En una rueda de prensa en la que intervino muy emocionado, acompañado de varios médicos que ayudaron en su recuperación, el torero dio las gracias a los servicios médicos, a su familia y a todos quienes se han preocupado por su evolución desde que el 14 de julio fuera cogido en la última corrida de los sanfermines por un toro de Miura.

«Llevo toda mi vida dedicada a mi profesión en una carrera en la que no se ha caracterizado por ser fácil.
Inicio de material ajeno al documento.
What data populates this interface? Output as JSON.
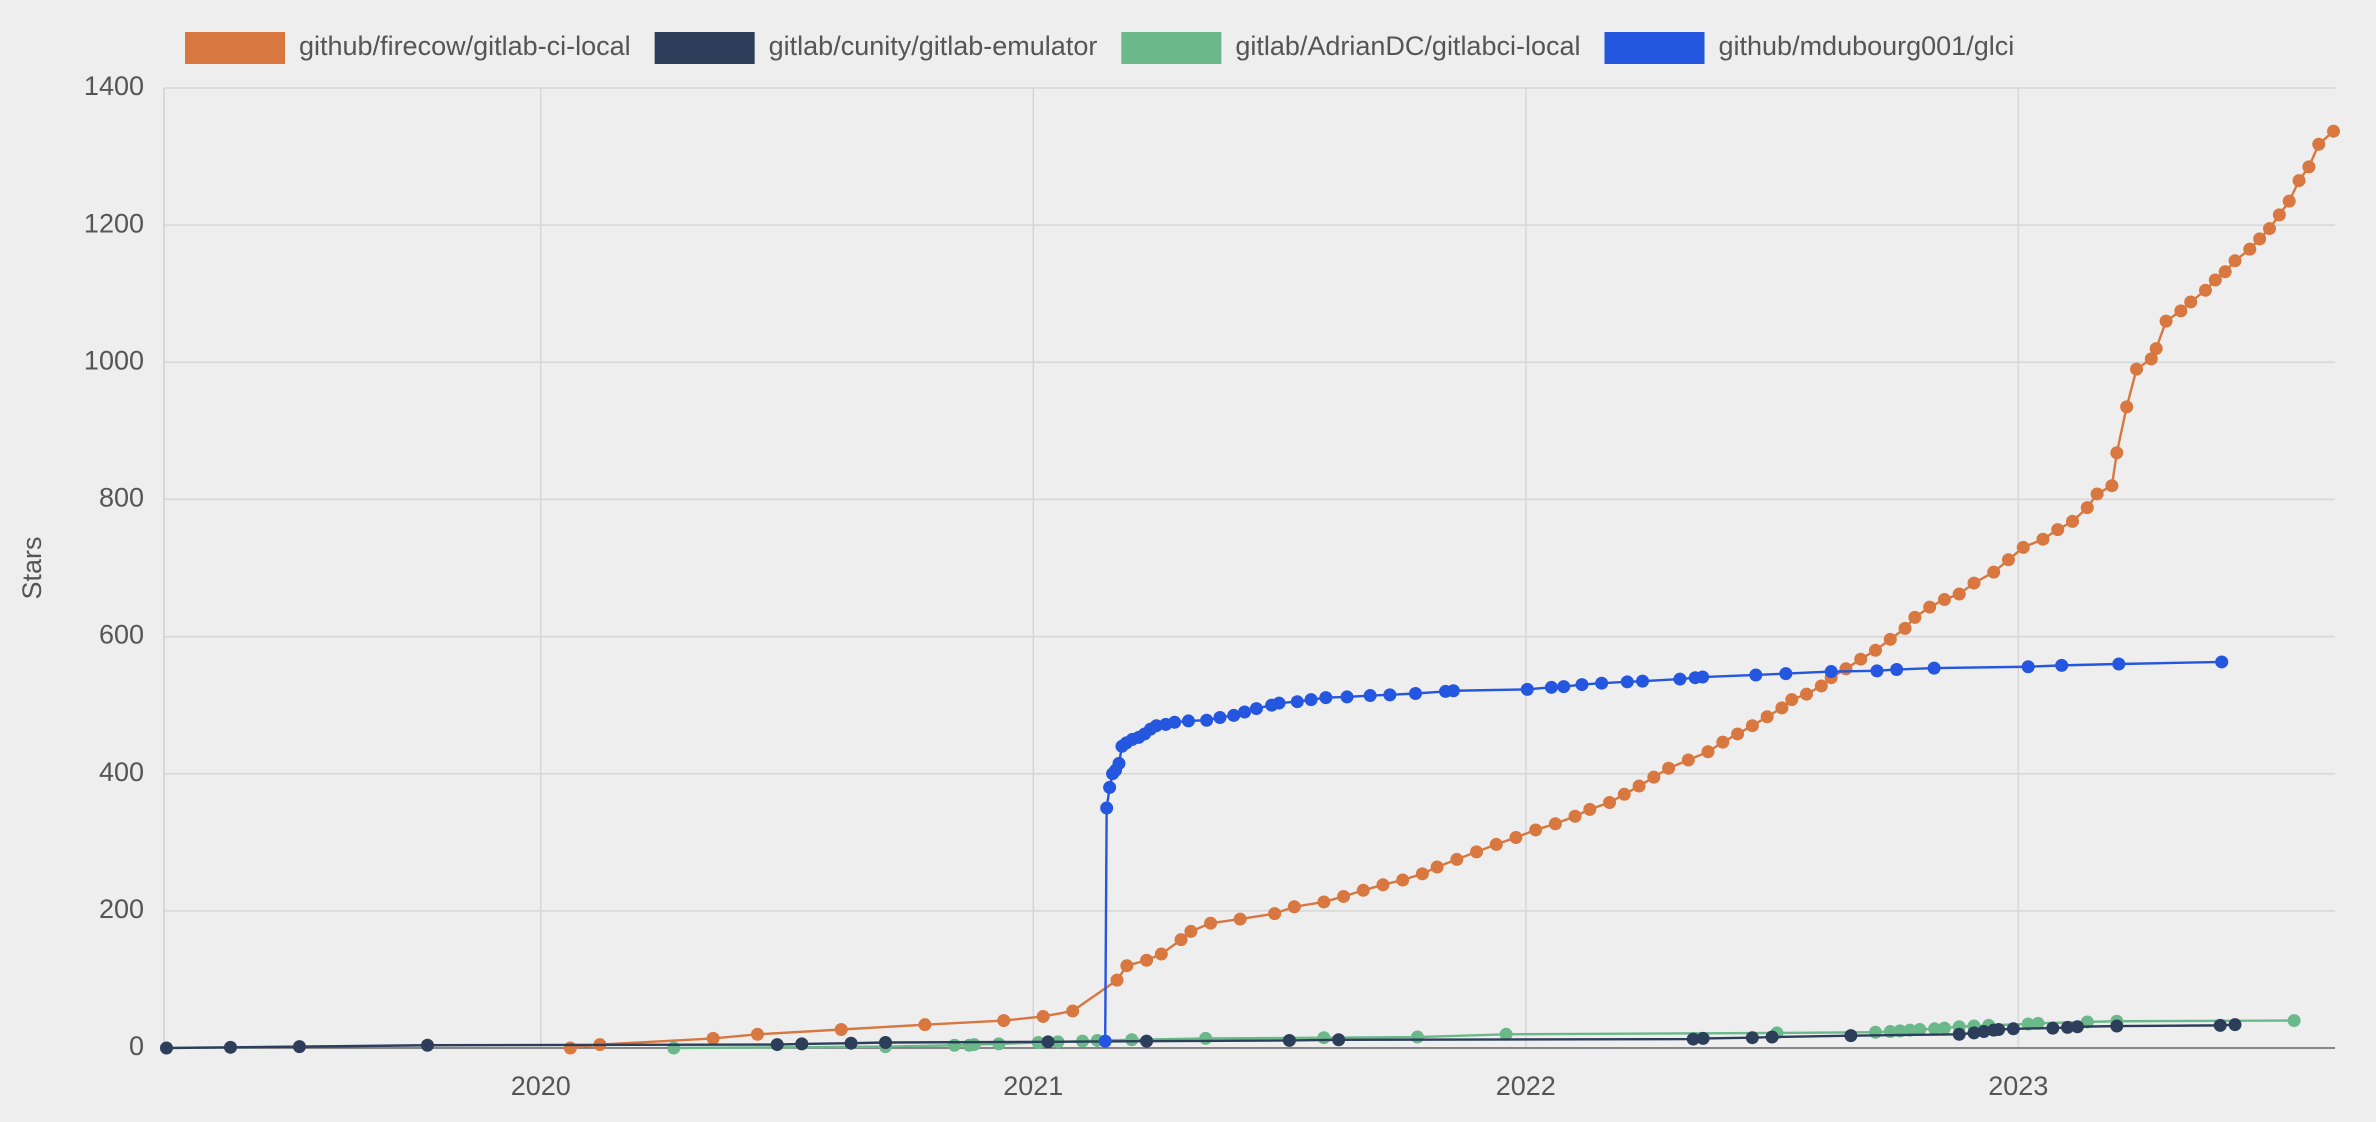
{
  "chart_data": {
    "type": "line",
    "y_label": "Stars",
    "legend": "top",
    "grid": true,
    "xlim": [
      2019.235,
      2023.643
    ],
    "xticks": [
      2020,
      2021,
      2022,
      2023
    ],
    "ylim": [
      0,
      1400
    ],
    "yticks": [
      0,
      200,
      400,
      600,
      800,
      1000,
      1200,
      1400
    ],
    "series": [
      {
        "name": "github/firecow/gitlab-ci-local",
        "color": "#d8773f",
        "x": [
          2020.06,
          2020.12,
          2020.35,
          2020.44,
          2020.61,
          2020.78,
          2020.94,
          2021.02,
          2021.08,
          2021.17,
          2021.19,
          2021.23,
          2021.26,
          2021.3,
          2021.32,
          2021.36,
          2021.42,
          2021.49,
          2021.53,
          2021.59,
          2021.63,
          2021.67,
          2021.71,
          2021.75,
          2021.79,
          2021.82,
          2021.86,
          2021.9,
          2021.94,
          2021.98,
          2022.02,
          2022.06,
          2022.1,
          2022.13,
          2022.17,
          2022.2,
          2022.23,
          2022.26,
          2022.29,
          2022.33,
          2022.37,
          2022.4,
          2022.43,
          2022.46,
          2022.49,
          2022.52,
          2022.54,
          2022.57,
          2022.6,
          2022.62,
          2022.65,
          2022.68,
          2022.71,
          2022.74,
          2022.77,
          2022.79,
          2022.82,
          2022.85,
          2022.88,
          2022.91,
          2022.95,
          2022.98,
          2023.01,
          2023.05,
          2023.08,
          2023.11,
          2023.14,
          2023.16,
          2023.19,
          2023.2,
          2023.22,
          2023.24,
          2023.27,
          2023.28,
          2023.3,
          2023.33,
          2023.35,
          2023.38,
          2023.4,
          2023.42,
          2023.44,
          2023.47,
          2023.49,
          2023.51,
          2023.53,
          2023.55,
          2023.57,
          2023.59,
          2023.61,
          2023.64
        ],
        "values": [
          0,
          5,
          14,
          20,
          27,
          34,
          40,
          46,
          54,
          99,
          120,
          128,
          137,
          158,
          170,
          182,
          188,
          196,
          206,
          213,
          221,
          230,
          238,
          245,
          254,
          264,
          275,
          286,
          297,
          307,
          318,
          327,
          338,
          348,
          358,
          370,
          382,
          395,
          408,
          420,
          432,
          446,
          458,
          470,
          483,
          496,
          508,
          516,
          528,
          540,
          553,
          567,
          580,
          596,
          612,
          628,
          643,
          654,
          662,
          678,
          694,
          712,
          730,
          742,
          756,
          768,
          788,
          808,
          820,
          868,
          935,
          990,
          1005,
          1020,
          1060,
          1075,
          1088,
          1105,
          1120,
          1132,
          1148,
          1165,
          1180,
          1195,
          1215,
          1235,
          1265,
          1285,
          1318,
          1337
        ]
      },
      {
        "name": "gitlab/cunity/gitlab-emulator",
        "color": "#2c3e5a",
        "x": [
          2019.24,
          2019.37,
          2019.51,
          2019.77,
          2020.48,
          2020.53,
          2020.63,
          2020.7,
          2021.03,
          2021.23,
          2021.52,
          2021.62,
          2022.34,
          2022.36,
          2022.46,
          2022.5,
          2022.66,
          2022.88,
          2022.91,
          2022.93,
          2022.95,
          2022.96,
          2022.99,
          2023.07,
          2023.1,
          2023.12,
          2023.2,
          2023.41,
          2023.44
        ],
        "values": [
          0,
          1,
          2,
          4,
          5,
          6,
          7,
          8,
          9,
          10,
          11,
          12,
          13,
          14,
          15,
          16,
          18,
          20,
          22,
          24,
          26,
          27,
          28,
          29,
          30,
          31,
          32,
          33,
          34
        ]
      },
      {
        "name": "gitlab/AdrianDC/gitlabci-local",
        "color": "#6bb88a",
        "x": [
          2020.27,
          2020.7,
          2020.84,
          2020.87,
          2020.88,
          2020.93,
          2021.01,
          2021.05,
          2021.1,
          2021.13,
          2021.2,
          2021.35,
          2021.59,
          2021.78,
          2021.96,
          2022.51,
          2022.71,
          2022.74,
          2022.76,
          2022.78,
          2022.8,
          2022.83,
          2022.85,
          2022.88,
          2022.91,
          2022.94,
          2023.02,
          2023.04,
          2023.14,
          2023.2,
          2023.56
        ],
        "values": [
          0,
          2,
          4,
          4,
          5,
          6,
          8,
          9,
          10,
          11,
          12,
          14,
          15,
          16,
          20,
          22,
          23,
          24,
          25,
          26,
          27,
          28,
          29,
          31,
          32,
          33,
          35,
          36,
          38,
          39,
          40
        ]
      },
      {
        "name": "github/mdubourg001/glci",
        "color": "#2456e0",
        "x": [
          2021.146,
          2021.149,
          2021.155,
          2021.161,
          2021.167,
          2021.174,
          2021.18,
          2021.189,
          2021.201,
          2021.214,
          2021.226,
          2021.238,
          2021.25,
          2021.269,
          2021.287,
          2021.315,
          2021.352,
          2021.379,
          2021.407,
          2021.429,
          2021.453,
          2021.484,
          2021.499,
          2021.536,
          2021.564,
          2021.594,
          2021.637,
          2021.684,
          2021.724,
          2021.776,
          2021.837,
          2021.853,
          2022.003,
          2022.052,
          2022.077,
          2022.114,
          2022.154,
          2022.206,
          2022.237,
          2022.313,
          2022.344,
          2022.359,
          2022.467,
          2022.528,
          2022.62,
          2022.713,
          2022.753,
          2022.829,
          2023.02,
          2023.088,
          2023.204,
          2023.413
        ],
        "values": [
          10,
          350,
          380,
          400,
          405,
          415,
          440,
          445,
          450,
          453,
          458,
          465,
          470,
          472,
          475,
          477,
          478,
          482,
          485,
          490,
          495,
          500,
          503,
          505,
          508,
          511,
          512,
          514,
          515,
          517,
          520,
          521,
          523,
          526,
          527,
          530,
          532,
          534,
          535,
          538,
          540,
          541,
          544,
          546,
          549,
          550,
          552,
          554,
          556,
          558,
          560,
          563
        ]
      }
    ]
  }
}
He vivido momentos muy duros, pero puedo prometeros que la cogida del 14 en Pamplona ha sido la más dura de todas con mucha diferencia», reconoció tras asegurar que sintió que «todo se acababa» y que el toro le había «reventado».

Rafaelillo fue prendido por el toro contra las tablas y sufrió «una cornada envainada en el hemitórax izquierdo y múltiples fracturas costales», entre otras lesiones, de las que se ha ido recuperando pero que aún le obligan a tomar una fuerte medicación para el dolor.

Hasta tal punto sintió la gravedad de lo ocurrido que, antes de ser sedado para ser intervenido quirúrgicamente en la plaza de toros, pidió llamar a su mujer e hija «para despedirme de ellas por si no las volvía a escuchar y que fuera lo que Dios quisiera».

«Afortunadamente y gracias a la milagrosa intervención de estos ángeles de la guarda que son los doctores, el 14 de julio será una fecha en la que celebraré mi cumpleaños de ahora en adelante», aseguró emocionado.

Sobre su recuperación, dijo ser «consciente de que ahora queda un duro camino por delante de lenta y dolorosa y recuperación antes de volver a hacer una vida normal y volver a ponerme delante del toro, pero es algo que tengo asumido», señaló sobre su intención de volver a los ruedos, una fecha que los médicos aplazan a octubre.

Hasta entonces, «toca trabajar duro por esta profesión que es mi vida, y estoy dispuesto a pagar este tributo que tenemos que pagar los toreros», dijo el diestro, contento porque abandonar este viernes Pamplona «es un paso adelante en mi recuperación, un motivo de felicidad», aunque seguirá hospitalizado en Murcia, si bien ya cerca de los suyos.

Incidió en que la «multitud de mensajes de apoyo de la familia del toro», con «cariño y consideración demostrados en estos momentos tan difíciles» le hizo sentirse «abrumado y desbordado», un gesto por el que dio las gracias: «No sabéis lo importante que ha sido para mí y lo querido que me he sentido».

En cuanto a Pamplona, con la que «siempre he mantenido un vínculo especial», tras once años haciendo el paseíllo en sanfermines, Rafaelillo agradeció a la Casa de Misericordia (propietaria de la plaza de Pamplona) su confianza y aseguró que le «gustaría» estar de nuevo en los sanfermines de 2020.

Preguntado por el momento de la cogida, recordó que el toro fue «muy traicionero» porque no le avisó antes de prenderle. «Pero los toros son animales y tienen reacciones imprevisibles», reconoció un Rafaelillo que asume que «es dificilísimo» triunfar con los toros de Miura, una ganadería que «no te permite relajarte y sacar el lado artístico que llevas dentro».